The chaos that is alleged to be occurring at this time was built into the current contracts of the city manager and city attorney. Boulder City is unique in how it was created as a city. That uniqueness traces back to the construction of Hoover Dam and the residents of Boulder City were able to write their own city charter. Our city charter makes clear that the City Council can appoint or remove certain officials. The city manager, clerk, attorney and municipal judge are the positions named in the charter.

The charter and the contracts make clear that these are “at will” positions. It is clear that the City Council may appoint or remove these appointed officials by a majority vote.

Each council has the right to determine who will hold these important positions. A majority of the City Council determines whether carryovers may be determined to be undesirable. That is the intent of the original city charter. It is expected and stated that the City Council will make these decisions at a public meeting.
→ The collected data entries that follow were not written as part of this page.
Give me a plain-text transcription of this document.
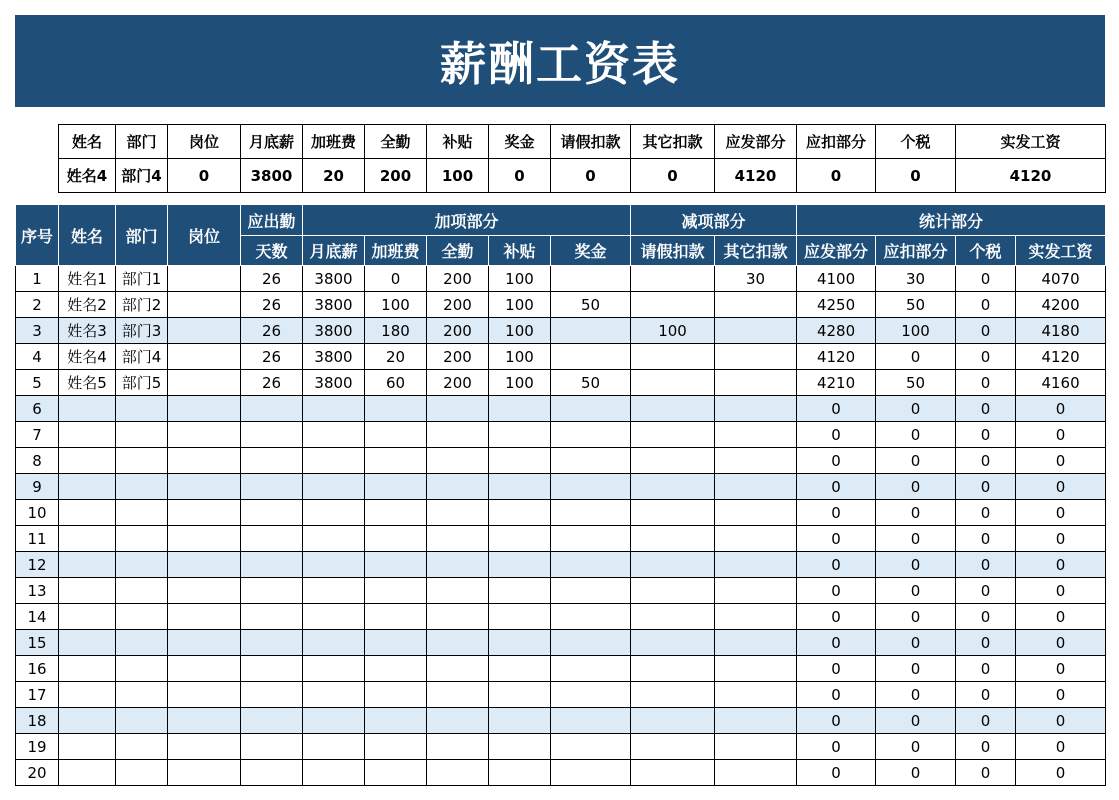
薪酬工资表
姓名	部门	岗位	月底薪	加班费	全勤	补贴	奖金	请假扣款	其它扣款	应发部分	应扣部分	个税	实发工资
姓名4	部门4	0	3800	20	200	100	0	0	0	4120	0	0	4120
序号	姓名	部门	岗位	应出勤	加项部分					减项部分		统计部分			
				天数	月底薪	加班费	全勤	补贴	奖金	请假扣款	其它扣款	应发部分	应扣部分	个税	实发工资
1	姓名1	部门1		26	3800	0	200	100			30	4100	30	0	4070
2	姓名2	部门2		26	3800	100	200	100	50			4250	50	0	4200
3	姓名3	部门3		26	3800	180	200	100		100		4280	100	0	4180
4	姓名4	部门4		26	3800	20	200	100				4120	0	0	4120
5	姓名5	部门5		26	3800	60	200	100	50			4210	50	0	4160
6												0	0	0	0
7												0	0	0	0
8												0	0	0	0
9												0	0	0	0
10												0	0	0	0
11												0	0	0	0
12												0	0	0	0
13												0	0	0	0
14												0	0	0	0
15												0	0	0	0
16												0	0	0	0
17												0	0	0	0
18												0	0	0	0
19												0	0	0	0
20												0	0	0	0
I have made clear my intention to make government actions transparent to the public. That is also what the law requires. It may seem less troublesome to do what has been done in the past to pressure appointed officials to resign but that is not what the law requires. It is not transparent to the public either. Two council members may confer with one another on any issue. What is not allowed is for a majority of council members to discuss or deliberate issues unless it is at a public meeting. In my view, the council should be able to have a public meeting to discuss how a majority of the members determines to proceed.

To conclude the column this month, I want to thank all the residents, business owners and people providing service to us that are taking the necessary precautions to slow the spread of the COVID-19 virus. There are heavy burdens placed on us by the virus. Fortunately, the spread of the virus remains low in our city. The efforts by all of us to slow the spread of this terrible disease will allow for our residents to return to work, businesses to recover and children to return to classrooms.

Boulder City has faced many challenges over the decades since the construction of Hoover Dam. The spirit of the community will get us through this as well.

Kiernan McManus is mayor of Boulder City. He is a native of Boulder City first elected to City Council in 2017.